I once witnessed an oil company representative yelling at workers in the Iraqi desert, threatening them to improve performance. Shouting only created stubborn resistance. Soon after, I read that the company’s contract was up for sale. They were abandoning Iraq entirely.
Western MNCs consistently struggle in emerging markets, with cultural misunderstandings leading to project failures and contract sales. My conclusion? Cultural intelligence isn’t a “nice to have.” For businesses that want to thrive in emerging markets, it’s a necessity that translates directly to the bottom line.
The Cost of Cultural Blindness
I have examined in depth how MNC leaders adapt in emerging markets like Iraq. Among the professionals I surveyed, one topic was repeatedly raised: the importance of understanding the local culture. Participants considered this critical for everything from skills development to company training. Cultural navigation dominated their concerns more than logistics, planning, and technical expertise combined.

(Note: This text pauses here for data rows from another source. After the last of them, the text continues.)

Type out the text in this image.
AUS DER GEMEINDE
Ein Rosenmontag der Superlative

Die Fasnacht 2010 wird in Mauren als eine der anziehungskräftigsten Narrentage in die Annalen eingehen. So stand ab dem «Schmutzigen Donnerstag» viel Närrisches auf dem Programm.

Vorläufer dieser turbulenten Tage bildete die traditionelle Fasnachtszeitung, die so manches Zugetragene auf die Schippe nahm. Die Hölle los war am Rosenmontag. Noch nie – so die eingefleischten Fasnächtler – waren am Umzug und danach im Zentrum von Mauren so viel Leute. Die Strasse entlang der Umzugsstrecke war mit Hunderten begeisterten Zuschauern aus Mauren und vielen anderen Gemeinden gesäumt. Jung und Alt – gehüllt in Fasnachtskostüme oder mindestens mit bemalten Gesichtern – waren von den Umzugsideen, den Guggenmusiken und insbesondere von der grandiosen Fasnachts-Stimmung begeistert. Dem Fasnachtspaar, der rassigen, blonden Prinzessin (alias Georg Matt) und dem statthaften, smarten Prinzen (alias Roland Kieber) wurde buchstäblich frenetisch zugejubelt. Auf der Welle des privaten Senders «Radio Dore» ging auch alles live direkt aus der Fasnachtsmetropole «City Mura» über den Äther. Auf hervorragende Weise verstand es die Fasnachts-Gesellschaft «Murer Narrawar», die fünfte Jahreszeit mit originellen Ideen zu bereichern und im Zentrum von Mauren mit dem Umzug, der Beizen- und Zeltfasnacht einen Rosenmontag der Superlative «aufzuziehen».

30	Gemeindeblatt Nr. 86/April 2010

The consequences of cultural blindness manifest as delayed projects, sold contracts, and reputational damage that close future opportunities. Meanwhile, those leaders who take the time to learn about and adapt to the foreign culture in which they operate tend to find greater success.

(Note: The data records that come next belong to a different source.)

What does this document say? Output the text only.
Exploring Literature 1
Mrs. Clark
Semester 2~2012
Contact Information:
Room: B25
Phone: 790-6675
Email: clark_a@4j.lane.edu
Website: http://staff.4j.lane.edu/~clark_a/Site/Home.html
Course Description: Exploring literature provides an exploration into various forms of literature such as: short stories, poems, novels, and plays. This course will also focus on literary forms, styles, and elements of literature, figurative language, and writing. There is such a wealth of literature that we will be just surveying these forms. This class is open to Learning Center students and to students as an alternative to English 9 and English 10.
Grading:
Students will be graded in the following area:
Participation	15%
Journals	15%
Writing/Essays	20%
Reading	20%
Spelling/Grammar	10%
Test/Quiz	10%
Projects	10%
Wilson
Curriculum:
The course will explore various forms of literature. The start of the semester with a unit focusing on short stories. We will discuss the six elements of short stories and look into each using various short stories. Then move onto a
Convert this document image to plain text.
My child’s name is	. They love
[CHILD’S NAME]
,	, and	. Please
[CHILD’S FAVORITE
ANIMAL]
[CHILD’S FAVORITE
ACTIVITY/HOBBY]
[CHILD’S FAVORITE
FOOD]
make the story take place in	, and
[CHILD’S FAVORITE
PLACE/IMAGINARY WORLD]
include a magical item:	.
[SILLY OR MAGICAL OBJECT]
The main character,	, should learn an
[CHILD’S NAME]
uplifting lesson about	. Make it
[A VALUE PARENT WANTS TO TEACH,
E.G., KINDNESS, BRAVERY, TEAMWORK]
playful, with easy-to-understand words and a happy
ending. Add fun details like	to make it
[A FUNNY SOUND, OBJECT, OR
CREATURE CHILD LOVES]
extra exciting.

While my research focused on the Iraqi context, the results can be extrapolated to emerging markets at large. Foreign leaders who fail to learn about the local culture in which they operate risk isolating themselves, missing critical intelligence, and missing out on opportunities, ultimately leaving money on the table.

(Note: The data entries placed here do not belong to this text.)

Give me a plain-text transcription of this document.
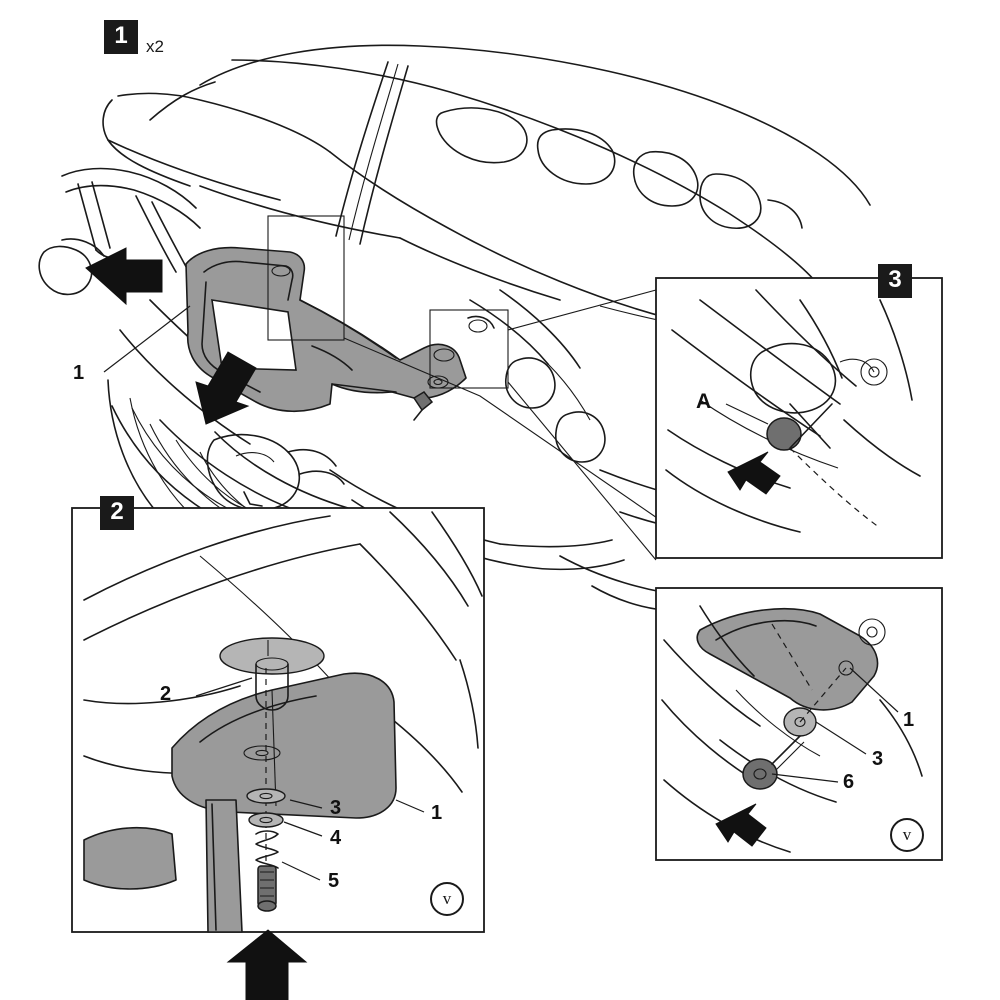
1 x2
1
3
A
2
2
3
4
5
1
v
1
3
6
v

Cultural Intelligence as a Competitive Advantage
True cultural intelligence isn’t just a matter of surface-level awareness. I like to think of it as the capability to function effectively in diverse cultural settings—going beyond language or customs to truly understand the historical context that shapes a society’s mindset.
Small gestures of cultural understanding can create surprisingly significant business returns. Stronger local partnerships can provide market intelligence, for example. Deeper cultural understanding can also foster more positive relationships with the local workforce and even offer protection in riskier environments. In one project I managed, local workers called to warn me away from a site that was under threat of attack; their loyalty, earned through cultural respect, literally saved my life.
All of this adds up to more seamless business operations. I firmly believe that companies that invest in cultural education build a sustainable business advantage. When you demonstrate genuine respect for local culture, you earn respect in return, and that creates partnerships that competitors can’t easily replace.
Building Bridges Instead of Barriers
If you’re doing business in a foreign country, whether for a single meeting or a longer stay, I invite you to assess your approach. Are you prepared to learn about the customs and traditions of the region you are entering and adapt your behavior accordingly? Or are you going in with a show of proverbial military might, hoping to roll through like a tank and flatten anything in your way?
A command-and-control approach may seem easier at first, but I think it is ultimately less productive. You get what you give—I believe that is a fair way to describe the MNC experience in emerging markets. With an open mind and open eyes, it is possible to find success, but only if you’re willing to put in the cultural work first.